Sukumar alleged that Nautilus had falsely marked a number of products in violation of 35 U.S.C. 292. After enactment of the AIA, Sukumar amended its Complaint to allege that it had suffered a competitive injury and that Nautilus acted in bad faith. Sukumar also added state-law claims of false advertising and unfair competition under California law and unfair competition under Washington law.

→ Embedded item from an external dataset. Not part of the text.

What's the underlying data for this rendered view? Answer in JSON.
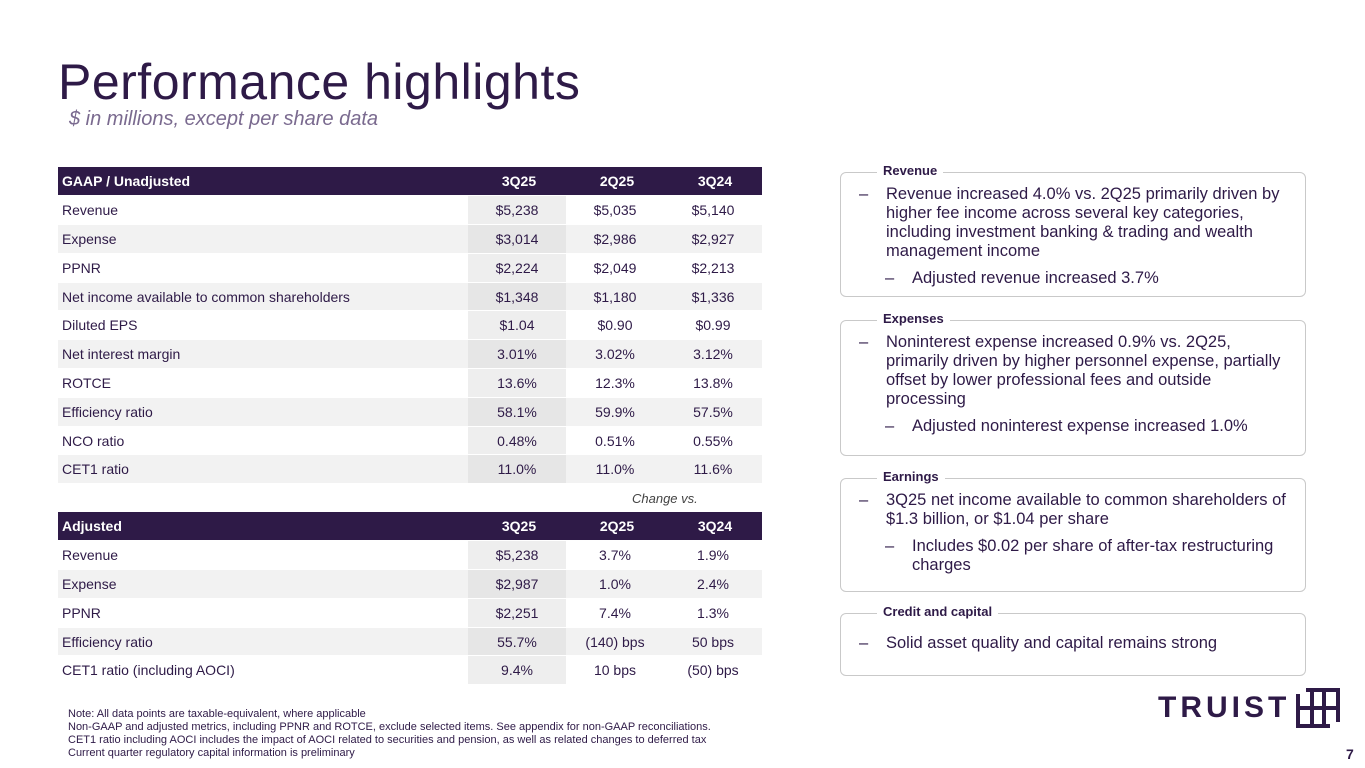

Nautilus moved to dismiss the state law claims as preempted by federal patent law and the AIA. While acknowledging that “the patent grant is within the exclusive purview of federal law,” Judge Turk denied the motion holding:

  • The AIA contains no express preemption provision.
     
  • There is no field preemption of state unfair competition claims that rely on a substantial question of federal patent law, relying on Hunter Douglas, Inc. v. Harmonic Design, Inc., 153 F.3d 1318 (Fed. Cir. 1998), overruled on other grounds, Midwest Indus. Inc. v. Karavan Trailers, Inc., 175 F.3d 1356, 1359 (Fed. Cir. 1999). 
     
  • Neither the AIA nor its legislative history reveals any evidence that Congress intended to “impose upon the traditional authority of the states to regulate areas of consumer protection.”
     
  • There was no direct conflict that made it physically impossible for Nautilus to comply with both federal and state law.
     
  • Sukumar’s state-law unfair competition claims did not create an obstacle to Congress’ intent in passing the AIA

Judge Turk’s opinion contains two important limitations on state-law unfair competition claims for false marking

First, citing Hunter Douglas, Judge Turk held that federal law would preempt Sukumar’s claims if Nautilus did not act in bad faith. In effect, Judge Turk added an element of bad faith to Sukumar’s claims by judicial fiat and allowed this new “unfair competition plus bad faith” claim to go forward. Second, Judge Turk left open the possibility of preemption if a plaintiff did not allege competitive injury.

Two days after his ruling, Judge Turk heard argument on Sukumar’s motion for partial summary judgment on liability on both its false marking claims under Sec. 292 and its unfair competition claims. Judge Turk took the motions under advisement and has not ruled as of today.